By Richard Lein, AFP
PARIS — The contours of recession and recovery inside the EU will be drawn with forecasts this week and a quarterly snapshot next week, setting the landscape for an informal summit on growth likely by the end of May. The new data, together with leading indicators from eurozone businesses, will keep financial markets on edge, the European Central Bank on watch and political controversy about austerity versus growth on the boil. The austerity-growth dilemma has come to a head, pitching so-called supply-side economics, based on sound budgets and a drive for efficiency, against calls for extra stimulus to counter the drag of cutbacks. “Austerity is a powerful medicine,” said Berenberg Bank economist Holger Schmieding. “If applied intelligently, it lays the basis for more competitiveness and higher growth in the future.
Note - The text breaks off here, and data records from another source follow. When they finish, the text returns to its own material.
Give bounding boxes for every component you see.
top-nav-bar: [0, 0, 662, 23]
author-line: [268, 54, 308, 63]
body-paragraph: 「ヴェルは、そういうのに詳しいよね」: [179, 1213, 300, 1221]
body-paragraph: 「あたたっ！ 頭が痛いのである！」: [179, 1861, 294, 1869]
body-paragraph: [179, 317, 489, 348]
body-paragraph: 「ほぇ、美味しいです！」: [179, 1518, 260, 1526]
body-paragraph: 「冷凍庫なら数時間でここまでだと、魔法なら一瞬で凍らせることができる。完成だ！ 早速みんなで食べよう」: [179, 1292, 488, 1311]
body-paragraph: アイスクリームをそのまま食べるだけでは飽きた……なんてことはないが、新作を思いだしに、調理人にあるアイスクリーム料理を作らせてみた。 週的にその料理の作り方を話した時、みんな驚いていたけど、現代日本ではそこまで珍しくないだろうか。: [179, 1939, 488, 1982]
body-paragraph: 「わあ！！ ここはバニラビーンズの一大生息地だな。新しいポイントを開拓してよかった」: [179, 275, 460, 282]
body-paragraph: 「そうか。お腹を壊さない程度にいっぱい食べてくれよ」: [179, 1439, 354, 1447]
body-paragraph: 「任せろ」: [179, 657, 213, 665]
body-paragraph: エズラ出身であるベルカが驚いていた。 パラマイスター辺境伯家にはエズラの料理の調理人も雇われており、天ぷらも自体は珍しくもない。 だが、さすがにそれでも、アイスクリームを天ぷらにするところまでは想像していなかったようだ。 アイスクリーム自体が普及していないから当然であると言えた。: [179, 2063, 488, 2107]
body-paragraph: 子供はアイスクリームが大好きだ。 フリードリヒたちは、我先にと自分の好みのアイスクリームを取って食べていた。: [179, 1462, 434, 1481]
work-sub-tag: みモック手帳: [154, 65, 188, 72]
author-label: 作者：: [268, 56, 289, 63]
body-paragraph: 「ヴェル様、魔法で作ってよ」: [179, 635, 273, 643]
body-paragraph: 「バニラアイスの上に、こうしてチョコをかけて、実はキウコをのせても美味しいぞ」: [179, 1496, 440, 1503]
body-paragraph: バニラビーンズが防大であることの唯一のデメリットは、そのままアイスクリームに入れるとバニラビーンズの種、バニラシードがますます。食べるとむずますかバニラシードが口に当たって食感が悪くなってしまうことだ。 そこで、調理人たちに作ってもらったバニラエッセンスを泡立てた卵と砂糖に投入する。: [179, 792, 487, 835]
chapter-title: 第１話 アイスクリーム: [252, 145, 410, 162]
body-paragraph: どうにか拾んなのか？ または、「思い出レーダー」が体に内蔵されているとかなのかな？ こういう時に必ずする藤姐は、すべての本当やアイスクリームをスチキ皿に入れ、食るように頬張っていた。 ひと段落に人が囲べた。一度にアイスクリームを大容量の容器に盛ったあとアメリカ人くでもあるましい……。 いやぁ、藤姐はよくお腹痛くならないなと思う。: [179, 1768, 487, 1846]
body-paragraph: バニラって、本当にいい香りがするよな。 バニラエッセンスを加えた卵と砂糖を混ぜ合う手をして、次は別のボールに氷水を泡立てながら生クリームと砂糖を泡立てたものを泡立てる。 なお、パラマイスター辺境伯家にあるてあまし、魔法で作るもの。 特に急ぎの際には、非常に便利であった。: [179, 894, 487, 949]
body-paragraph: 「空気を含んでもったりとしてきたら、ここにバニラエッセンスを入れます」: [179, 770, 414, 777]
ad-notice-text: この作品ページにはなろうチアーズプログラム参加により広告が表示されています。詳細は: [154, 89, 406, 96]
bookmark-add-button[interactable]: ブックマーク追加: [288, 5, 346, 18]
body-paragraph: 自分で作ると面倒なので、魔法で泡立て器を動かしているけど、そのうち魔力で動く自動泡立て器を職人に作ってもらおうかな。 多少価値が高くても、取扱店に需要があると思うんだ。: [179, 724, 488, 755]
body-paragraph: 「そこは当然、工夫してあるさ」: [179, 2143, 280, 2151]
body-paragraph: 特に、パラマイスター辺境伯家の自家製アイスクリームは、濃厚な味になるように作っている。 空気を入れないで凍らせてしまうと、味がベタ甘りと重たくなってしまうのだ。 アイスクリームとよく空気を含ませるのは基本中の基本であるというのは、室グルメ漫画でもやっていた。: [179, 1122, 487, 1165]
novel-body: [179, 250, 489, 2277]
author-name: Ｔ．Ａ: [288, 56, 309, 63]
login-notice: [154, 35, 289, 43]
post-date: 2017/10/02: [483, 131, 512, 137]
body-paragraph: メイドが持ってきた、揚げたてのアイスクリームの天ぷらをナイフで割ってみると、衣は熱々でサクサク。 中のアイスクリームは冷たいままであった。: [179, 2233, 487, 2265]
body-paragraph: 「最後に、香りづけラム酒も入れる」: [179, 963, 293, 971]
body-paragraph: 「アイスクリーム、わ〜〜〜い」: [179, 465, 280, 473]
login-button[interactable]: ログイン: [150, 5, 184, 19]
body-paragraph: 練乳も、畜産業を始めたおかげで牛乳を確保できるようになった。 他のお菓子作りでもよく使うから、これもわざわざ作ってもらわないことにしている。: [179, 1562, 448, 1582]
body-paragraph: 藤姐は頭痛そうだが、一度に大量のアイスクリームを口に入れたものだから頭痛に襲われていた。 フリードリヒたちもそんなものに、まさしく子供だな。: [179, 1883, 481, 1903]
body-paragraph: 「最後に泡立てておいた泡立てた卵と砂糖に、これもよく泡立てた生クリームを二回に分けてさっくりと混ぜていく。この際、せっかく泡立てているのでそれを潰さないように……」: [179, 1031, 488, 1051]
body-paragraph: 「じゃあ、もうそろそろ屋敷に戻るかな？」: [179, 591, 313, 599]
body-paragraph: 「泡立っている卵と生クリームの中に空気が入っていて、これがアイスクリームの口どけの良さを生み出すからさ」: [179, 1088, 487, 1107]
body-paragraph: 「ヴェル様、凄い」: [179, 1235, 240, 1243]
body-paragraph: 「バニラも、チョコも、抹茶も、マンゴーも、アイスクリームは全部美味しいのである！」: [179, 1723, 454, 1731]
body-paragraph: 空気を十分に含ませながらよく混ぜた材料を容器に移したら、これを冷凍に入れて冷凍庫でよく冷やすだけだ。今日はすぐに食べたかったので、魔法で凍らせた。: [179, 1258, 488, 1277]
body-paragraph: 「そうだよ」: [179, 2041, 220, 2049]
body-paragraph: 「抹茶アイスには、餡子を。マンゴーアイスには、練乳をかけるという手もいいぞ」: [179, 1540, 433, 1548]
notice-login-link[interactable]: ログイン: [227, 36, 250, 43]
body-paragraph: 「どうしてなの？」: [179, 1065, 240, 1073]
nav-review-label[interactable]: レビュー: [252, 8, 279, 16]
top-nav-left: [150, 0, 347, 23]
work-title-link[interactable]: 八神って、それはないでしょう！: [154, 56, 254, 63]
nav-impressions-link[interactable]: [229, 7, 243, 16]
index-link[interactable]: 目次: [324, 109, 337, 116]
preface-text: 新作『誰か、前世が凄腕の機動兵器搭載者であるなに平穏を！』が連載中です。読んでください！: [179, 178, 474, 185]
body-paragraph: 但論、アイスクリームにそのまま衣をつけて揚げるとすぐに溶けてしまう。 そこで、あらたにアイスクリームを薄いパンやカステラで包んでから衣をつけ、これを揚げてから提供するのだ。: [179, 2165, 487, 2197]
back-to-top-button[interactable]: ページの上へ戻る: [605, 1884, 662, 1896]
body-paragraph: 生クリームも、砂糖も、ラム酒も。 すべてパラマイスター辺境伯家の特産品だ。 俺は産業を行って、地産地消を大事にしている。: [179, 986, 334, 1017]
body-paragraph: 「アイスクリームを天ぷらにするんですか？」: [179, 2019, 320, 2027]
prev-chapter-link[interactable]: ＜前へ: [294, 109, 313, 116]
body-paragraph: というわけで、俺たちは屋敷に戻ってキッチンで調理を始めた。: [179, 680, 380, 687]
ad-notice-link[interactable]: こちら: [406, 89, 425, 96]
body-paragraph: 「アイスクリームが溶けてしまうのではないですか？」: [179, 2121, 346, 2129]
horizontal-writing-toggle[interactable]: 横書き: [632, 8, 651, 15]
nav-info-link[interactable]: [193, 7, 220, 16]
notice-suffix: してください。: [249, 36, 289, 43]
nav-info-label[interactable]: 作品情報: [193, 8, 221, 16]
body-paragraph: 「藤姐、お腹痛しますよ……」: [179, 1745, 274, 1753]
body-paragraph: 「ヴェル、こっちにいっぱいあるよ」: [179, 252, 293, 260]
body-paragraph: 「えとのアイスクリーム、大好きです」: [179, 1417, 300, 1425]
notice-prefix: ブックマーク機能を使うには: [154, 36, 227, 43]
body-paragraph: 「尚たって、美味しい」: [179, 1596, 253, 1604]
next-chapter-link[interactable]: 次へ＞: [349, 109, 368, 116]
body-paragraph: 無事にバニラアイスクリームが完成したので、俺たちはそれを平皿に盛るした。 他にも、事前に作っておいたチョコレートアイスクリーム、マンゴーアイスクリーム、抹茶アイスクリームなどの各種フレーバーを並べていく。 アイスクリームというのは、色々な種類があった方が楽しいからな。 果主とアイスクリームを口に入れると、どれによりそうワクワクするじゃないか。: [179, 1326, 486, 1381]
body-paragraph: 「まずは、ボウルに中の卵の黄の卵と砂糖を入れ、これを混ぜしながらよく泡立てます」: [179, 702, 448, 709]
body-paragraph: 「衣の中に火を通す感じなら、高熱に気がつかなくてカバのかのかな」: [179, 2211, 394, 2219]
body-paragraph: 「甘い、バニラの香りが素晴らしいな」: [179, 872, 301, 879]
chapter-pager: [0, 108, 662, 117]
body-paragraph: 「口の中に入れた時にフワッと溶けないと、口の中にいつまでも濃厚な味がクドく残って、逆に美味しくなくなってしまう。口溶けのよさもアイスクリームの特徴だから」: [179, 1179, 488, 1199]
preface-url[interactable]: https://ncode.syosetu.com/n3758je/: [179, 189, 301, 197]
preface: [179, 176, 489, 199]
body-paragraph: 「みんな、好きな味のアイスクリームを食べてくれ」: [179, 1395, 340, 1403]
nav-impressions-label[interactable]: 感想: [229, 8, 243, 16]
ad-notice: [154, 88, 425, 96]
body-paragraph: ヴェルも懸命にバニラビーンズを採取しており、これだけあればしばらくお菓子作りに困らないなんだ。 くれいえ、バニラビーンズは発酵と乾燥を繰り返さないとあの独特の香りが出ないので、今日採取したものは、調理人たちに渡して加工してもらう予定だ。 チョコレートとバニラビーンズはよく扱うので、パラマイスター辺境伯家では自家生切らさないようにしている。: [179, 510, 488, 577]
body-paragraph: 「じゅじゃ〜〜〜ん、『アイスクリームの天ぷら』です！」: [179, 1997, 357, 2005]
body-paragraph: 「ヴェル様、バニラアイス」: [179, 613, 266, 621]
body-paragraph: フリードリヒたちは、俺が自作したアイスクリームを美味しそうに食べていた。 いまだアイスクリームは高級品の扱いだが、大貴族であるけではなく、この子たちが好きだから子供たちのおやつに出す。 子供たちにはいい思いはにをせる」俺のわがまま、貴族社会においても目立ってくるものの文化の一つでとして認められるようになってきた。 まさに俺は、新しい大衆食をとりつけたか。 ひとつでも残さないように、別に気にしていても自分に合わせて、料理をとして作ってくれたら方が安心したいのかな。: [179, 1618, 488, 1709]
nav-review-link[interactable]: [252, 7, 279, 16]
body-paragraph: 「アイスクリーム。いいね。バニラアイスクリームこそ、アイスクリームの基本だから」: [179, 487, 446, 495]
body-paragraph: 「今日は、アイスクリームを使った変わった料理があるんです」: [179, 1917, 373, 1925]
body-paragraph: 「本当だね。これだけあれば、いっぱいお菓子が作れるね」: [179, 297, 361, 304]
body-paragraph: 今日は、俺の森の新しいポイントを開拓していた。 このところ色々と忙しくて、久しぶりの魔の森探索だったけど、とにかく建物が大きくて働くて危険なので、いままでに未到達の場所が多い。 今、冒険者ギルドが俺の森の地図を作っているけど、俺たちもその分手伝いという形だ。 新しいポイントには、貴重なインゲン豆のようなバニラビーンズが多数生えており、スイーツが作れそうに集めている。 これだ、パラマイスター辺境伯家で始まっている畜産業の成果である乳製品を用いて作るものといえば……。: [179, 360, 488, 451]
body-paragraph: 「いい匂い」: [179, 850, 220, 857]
“But too much of a good medicine can weaken the patient,” he noted. European Union officials issue spring forecasts this week, and first-quarter growth data possibly showing recession the following week. Leading indicators on Friday signaled that eurozone private sector activity continues to contract, just as protests against budgetary reforms and appeals for stimulus increase in countries undergoing radical structural reforms to fight debt. The “stimulus measures implemented by the European Central Bank have not had a lasting impact on the real economy,” said Chris Williamson, chief economist at Markit research firm which published the indicators. While ensuring that low inflation is the ECB’s sole policy objective, its chief Mario Draghi called Thursday for putting “growth back at the center of the agenda.”
But he indicated that a further rate cut or special measures like the massive one trillion euro liquidity injection which temporarily calmed markets are not currently on the cards. Special ECB action “cannot replace … either fiscal consolidation or reforms as the way back to stability,” added Draghi. However analysts believe the ECB may re-evaluate its stance after the latest batch of data. “In our view, the May round of business surveys will be the key to assessing the risk of conventional easing in the coming months,” said Marco Valli at UniCredit in a note to investors.